- The livestock barn at the farm
- Interactive map of Bluebird Gap Farm
- 37°02′01″N 76°23′16″W﻿ / ﻿37.0337°N 76.3877°W
- Date opened: 1966
- Location: Hampton, Virginia, United States
- Land area: 60 acres (24 ha)
- No. of animals: 250
- No. of species: 25
- Website: www.hampton.gov/bbgf

= Bluebird Gap Farm =

Bluebird Gap Farm is a public city park and petting zoo located in Hampton, Virginia, at 60 Pine Chapel Road. It is designed to resemble a working farm, and features farm animals and fowl of all types, and wild animals native to Virginia.

It is also home to the city's volunteer master gardeners' demonstration garden.

==History==
Opening in 1966 under the name Old MacDonald's Farm, it is one of the city's oldest parks. It was then home to 105 donated and "loaned" domestic animals.
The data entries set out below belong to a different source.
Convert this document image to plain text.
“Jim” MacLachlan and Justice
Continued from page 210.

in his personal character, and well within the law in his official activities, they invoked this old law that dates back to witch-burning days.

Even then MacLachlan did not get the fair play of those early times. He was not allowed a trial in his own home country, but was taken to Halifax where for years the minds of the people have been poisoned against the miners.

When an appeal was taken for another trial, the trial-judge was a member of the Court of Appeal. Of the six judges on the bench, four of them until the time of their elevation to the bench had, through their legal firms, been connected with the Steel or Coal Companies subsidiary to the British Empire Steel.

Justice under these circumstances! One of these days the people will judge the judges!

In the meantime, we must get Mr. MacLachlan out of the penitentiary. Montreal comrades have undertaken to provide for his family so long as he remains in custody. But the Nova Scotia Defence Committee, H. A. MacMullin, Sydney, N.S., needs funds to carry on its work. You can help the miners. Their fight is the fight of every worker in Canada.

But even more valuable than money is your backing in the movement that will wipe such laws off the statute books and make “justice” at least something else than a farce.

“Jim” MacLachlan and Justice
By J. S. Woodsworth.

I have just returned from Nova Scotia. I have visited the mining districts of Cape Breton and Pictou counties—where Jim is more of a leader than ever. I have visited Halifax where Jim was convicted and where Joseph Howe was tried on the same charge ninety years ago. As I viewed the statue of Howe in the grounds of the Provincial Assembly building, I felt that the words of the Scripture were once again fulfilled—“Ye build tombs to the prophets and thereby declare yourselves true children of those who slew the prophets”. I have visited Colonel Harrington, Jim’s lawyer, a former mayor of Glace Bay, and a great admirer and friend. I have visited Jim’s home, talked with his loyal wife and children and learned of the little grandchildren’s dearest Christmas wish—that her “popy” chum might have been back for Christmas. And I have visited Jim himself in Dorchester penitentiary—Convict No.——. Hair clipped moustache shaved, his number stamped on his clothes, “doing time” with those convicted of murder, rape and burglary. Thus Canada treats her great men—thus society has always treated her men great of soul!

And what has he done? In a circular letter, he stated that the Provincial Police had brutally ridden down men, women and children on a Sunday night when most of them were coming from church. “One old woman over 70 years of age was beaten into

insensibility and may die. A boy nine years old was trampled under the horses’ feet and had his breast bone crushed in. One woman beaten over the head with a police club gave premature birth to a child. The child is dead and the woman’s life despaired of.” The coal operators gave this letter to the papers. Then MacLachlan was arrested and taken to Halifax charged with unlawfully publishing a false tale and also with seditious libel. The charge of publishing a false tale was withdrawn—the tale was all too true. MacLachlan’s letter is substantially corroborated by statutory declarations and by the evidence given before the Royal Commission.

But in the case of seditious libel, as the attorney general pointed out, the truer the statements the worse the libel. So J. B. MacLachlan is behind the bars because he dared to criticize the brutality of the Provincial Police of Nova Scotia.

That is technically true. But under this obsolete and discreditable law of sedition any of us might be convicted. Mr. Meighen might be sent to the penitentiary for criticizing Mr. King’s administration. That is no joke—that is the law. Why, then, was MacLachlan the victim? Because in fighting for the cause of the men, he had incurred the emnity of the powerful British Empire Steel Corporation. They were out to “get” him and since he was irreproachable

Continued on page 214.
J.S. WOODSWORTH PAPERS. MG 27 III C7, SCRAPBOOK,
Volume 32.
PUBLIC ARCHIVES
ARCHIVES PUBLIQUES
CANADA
Originally located on the site of the nearby Hampton Coliseum, the Farm moved to its current location on Pine Chapel Road in 1969, and sought to show animals in a farm setting to children from a city environment.

==Events==
Each year in late October the park hosts a Fall Festival, a two-day fall themed event with vendors, games, food, and a pumpkin patch. Starting in 2010, the Bluebird Gap Farm sponsors a 4-H Club for youths 5-18 years old.